Histoire d'épaulettes : Paris, ville des Lumières mais aussi ville du luxe : Lanvin, l'un des plus ancien logo (1889) de marques de haute couture a été racheté récemment par Mme Wang. Son nouveau couturier est Alber Elbaz : pour lui, la mode est un hommage à la femme. Loin de l'austérité et de la sévérité d'un Karl Lagergeld, A. Elbaz travaille dans la bonne humeur, dans une ambiance familiale. Pas de première d'atelier, il travaille directement avec les modélistes. " Jamais inquiet, jamais fatigué", il a relancé la maison Lanvin avec des lignes épurées, austères, des tissus fluides et du portable. Les épaulettes omniprésentes sont à l'image de la femme moderne selon lui...

"L'homme de Paris" : Autre maison, autre style et autre ambiance. J.P. Gaultier a lancé un parfum, a côtoyé Madonna, mais il a surtout révolutionné le monde de la mode par sa fameuse marinière. Proche de la métaphore politique des "membres et de l'estomac", une modéliste avoue qu'il est la tête et elle, les mains. Pour J. P. Gaultier, la mode, c'est la recherche d'une perfection. Proche de la définition baudelairienne du beau, il innove dans l'instant... au fur et à mesure que les robes sont bâties, il crée. Le beau est fugitif...

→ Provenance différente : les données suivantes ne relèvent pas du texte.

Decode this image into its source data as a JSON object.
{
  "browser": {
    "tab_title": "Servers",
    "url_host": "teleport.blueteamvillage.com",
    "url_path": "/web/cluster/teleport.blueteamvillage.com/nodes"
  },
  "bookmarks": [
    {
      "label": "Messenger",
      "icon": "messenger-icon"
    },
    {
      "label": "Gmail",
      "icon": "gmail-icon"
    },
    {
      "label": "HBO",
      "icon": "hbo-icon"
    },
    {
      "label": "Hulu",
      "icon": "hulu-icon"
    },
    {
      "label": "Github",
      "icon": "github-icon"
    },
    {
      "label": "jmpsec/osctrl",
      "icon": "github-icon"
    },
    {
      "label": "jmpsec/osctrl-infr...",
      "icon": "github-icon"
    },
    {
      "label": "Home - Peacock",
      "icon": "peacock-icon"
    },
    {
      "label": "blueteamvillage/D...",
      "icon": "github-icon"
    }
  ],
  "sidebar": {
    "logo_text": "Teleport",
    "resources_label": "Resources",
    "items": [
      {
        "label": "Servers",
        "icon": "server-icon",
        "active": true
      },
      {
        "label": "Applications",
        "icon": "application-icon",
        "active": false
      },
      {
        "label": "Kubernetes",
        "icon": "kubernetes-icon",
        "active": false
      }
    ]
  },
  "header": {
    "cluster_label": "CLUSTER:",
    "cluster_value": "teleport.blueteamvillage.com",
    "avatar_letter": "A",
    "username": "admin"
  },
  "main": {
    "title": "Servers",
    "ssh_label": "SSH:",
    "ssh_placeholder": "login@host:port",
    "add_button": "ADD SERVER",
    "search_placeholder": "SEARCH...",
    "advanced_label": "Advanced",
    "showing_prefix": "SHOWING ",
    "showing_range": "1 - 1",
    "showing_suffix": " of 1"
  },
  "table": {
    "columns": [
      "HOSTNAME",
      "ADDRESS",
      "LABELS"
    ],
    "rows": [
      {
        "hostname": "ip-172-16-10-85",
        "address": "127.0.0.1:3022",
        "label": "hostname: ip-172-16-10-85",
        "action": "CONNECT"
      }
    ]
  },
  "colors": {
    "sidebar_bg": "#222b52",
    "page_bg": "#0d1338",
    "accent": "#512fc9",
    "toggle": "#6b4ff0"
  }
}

" J’ai sous les yeux une série de gravures de modes commençant avec la Révolution et finissant à peu près au Consulat. Ces costumes, qui font rire bien des gens irréfléchis, de ces gens graves sans vraie gravité, présentent un charme d’une nature double, artistique et historique. Ils sont très souvent beaux et spirituellement dessinés ; mais ce qui m’importe au moins autant, et ce que je suis heureux de retrouver dans tous ou presque tous, c’est la morale et l’esthétique du temps. L’idée que l’homme se fait du beau s’imprime dans tout son ajustement, chiffonne ou raidit son habit, arrondit ou aligne son geste, et même pénètre subtilement, à la longue, les traits de son visage. L’homme finit par ressembler à ce qu’il voudrait être. Ces gravures peuvent être traduites en beau et en laid ; en laid, elles deviennent des caricatures; en beau, des statues antiques."( Baudelaire, Eloge de Constantin Guy).

Loic Prigent nous dévoile les coulisses de la mode 28 jours avant un défilé avec son cortège de retouches de dernières minutes. On se croyait dans une ruche tant les créateurs, les mannequins, les attachés de presse s'affairent dans une ambiance follement extravagante... Entrez dans l'univers effervescent de la mode où la caméra de Loic Prigent sait capter les milles mouvements de ce monde si particulier...

 Loïc Prigent, série Le jour d'avant, documentaire, arte, 6 x52 min.